Comment ce « projet » sera-t-il déclenché ? Une provocation à Al-Aqsa, peut-être ? Ben Gvir monte à Al-Aqsa en jurant de reconstruire le troisième temple à sa place, ou la Cisjordanie explose spontanément. Un prétexte est nécessaire pour déclencher ce projet - mais il faut d'abord achever la réforme judiciaire qui permet à l'État de prendre des décisions « exceptionnelles » sans contrôle judiciaire, et de priver encore davantage les Palestiniens de leur autonomie.

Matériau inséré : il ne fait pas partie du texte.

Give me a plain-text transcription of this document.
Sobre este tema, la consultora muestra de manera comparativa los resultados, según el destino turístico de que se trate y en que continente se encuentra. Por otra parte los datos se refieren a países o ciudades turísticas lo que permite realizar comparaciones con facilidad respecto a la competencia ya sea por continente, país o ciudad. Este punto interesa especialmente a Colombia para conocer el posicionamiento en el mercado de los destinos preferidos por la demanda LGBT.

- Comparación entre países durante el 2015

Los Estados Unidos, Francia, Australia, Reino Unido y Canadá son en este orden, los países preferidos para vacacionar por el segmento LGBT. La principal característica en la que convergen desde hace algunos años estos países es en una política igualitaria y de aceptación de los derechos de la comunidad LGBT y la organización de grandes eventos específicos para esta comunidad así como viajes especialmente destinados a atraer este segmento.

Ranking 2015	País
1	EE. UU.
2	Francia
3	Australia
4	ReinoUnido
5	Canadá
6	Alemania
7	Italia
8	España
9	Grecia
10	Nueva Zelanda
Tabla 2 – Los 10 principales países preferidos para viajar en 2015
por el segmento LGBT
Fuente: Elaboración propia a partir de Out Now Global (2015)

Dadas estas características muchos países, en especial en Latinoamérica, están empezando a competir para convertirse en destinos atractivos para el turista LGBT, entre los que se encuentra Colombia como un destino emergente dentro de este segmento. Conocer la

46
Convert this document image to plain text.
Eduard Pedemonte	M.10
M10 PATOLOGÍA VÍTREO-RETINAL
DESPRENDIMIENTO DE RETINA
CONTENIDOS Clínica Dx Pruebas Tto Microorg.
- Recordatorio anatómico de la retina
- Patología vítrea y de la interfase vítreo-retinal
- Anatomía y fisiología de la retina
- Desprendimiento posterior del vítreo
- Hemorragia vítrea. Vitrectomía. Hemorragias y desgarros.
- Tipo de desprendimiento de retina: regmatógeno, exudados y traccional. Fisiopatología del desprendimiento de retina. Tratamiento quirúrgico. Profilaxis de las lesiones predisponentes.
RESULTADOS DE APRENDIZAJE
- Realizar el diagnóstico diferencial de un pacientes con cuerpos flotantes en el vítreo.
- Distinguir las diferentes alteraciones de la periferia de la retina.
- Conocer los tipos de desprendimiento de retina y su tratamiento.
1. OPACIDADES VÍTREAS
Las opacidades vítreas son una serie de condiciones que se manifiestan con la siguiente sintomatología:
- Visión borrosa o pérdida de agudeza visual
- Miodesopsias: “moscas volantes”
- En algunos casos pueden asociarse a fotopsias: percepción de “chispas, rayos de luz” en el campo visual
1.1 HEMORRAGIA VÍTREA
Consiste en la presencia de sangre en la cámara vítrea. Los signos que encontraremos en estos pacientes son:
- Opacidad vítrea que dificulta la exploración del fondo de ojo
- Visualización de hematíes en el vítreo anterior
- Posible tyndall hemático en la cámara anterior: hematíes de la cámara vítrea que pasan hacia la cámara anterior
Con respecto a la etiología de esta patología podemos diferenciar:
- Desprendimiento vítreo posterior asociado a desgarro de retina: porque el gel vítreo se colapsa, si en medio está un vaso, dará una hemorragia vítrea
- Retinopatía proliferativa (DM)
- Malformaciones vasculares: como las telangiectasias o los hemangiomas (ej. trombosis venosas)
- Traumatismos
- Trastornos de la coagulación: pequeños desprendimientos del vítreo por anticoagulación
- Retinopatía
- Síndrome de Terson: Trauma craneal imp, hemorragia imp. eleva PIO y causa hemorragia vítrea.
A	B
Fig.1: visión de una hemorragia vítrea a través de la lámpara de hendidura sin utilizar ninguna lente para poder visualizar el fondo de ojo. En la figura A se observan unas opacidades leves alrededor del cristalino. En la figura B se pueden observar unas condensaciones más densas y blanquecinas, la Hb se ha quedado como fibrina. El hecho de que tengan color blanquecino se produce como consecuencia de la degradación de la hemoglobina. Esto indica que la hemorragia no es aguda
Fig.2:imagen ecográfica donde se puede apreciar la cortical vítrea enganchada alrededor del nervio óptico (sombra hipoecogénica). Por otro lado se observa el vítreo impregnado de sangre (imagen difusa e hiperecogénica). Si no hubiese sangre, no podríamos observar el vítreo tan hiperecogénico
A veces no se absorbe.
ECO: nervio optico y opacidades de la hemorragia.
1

Il semble qu'Ariel Sharon ait été prescient : Il a prévu qu'un affaiblissement des États-Unis pourrait les paralyser et les empêcher d'agir. Il pourrait encore avoir raison. Mais toute menace contre Al-Aqsa entraînera des ruines dans le monde islamique et une certaine forme de réponse militaire. Washington ne souhaite peut-être pas un conflit régional - et certainement pas un conflit impliquant l'Iran qui pourrait détruire Israël. Mais l'équipe Biden possède-t-elle l'énergie ou la volonté d'arrêter les colons ? Ils sont impitoyables et fanatiques.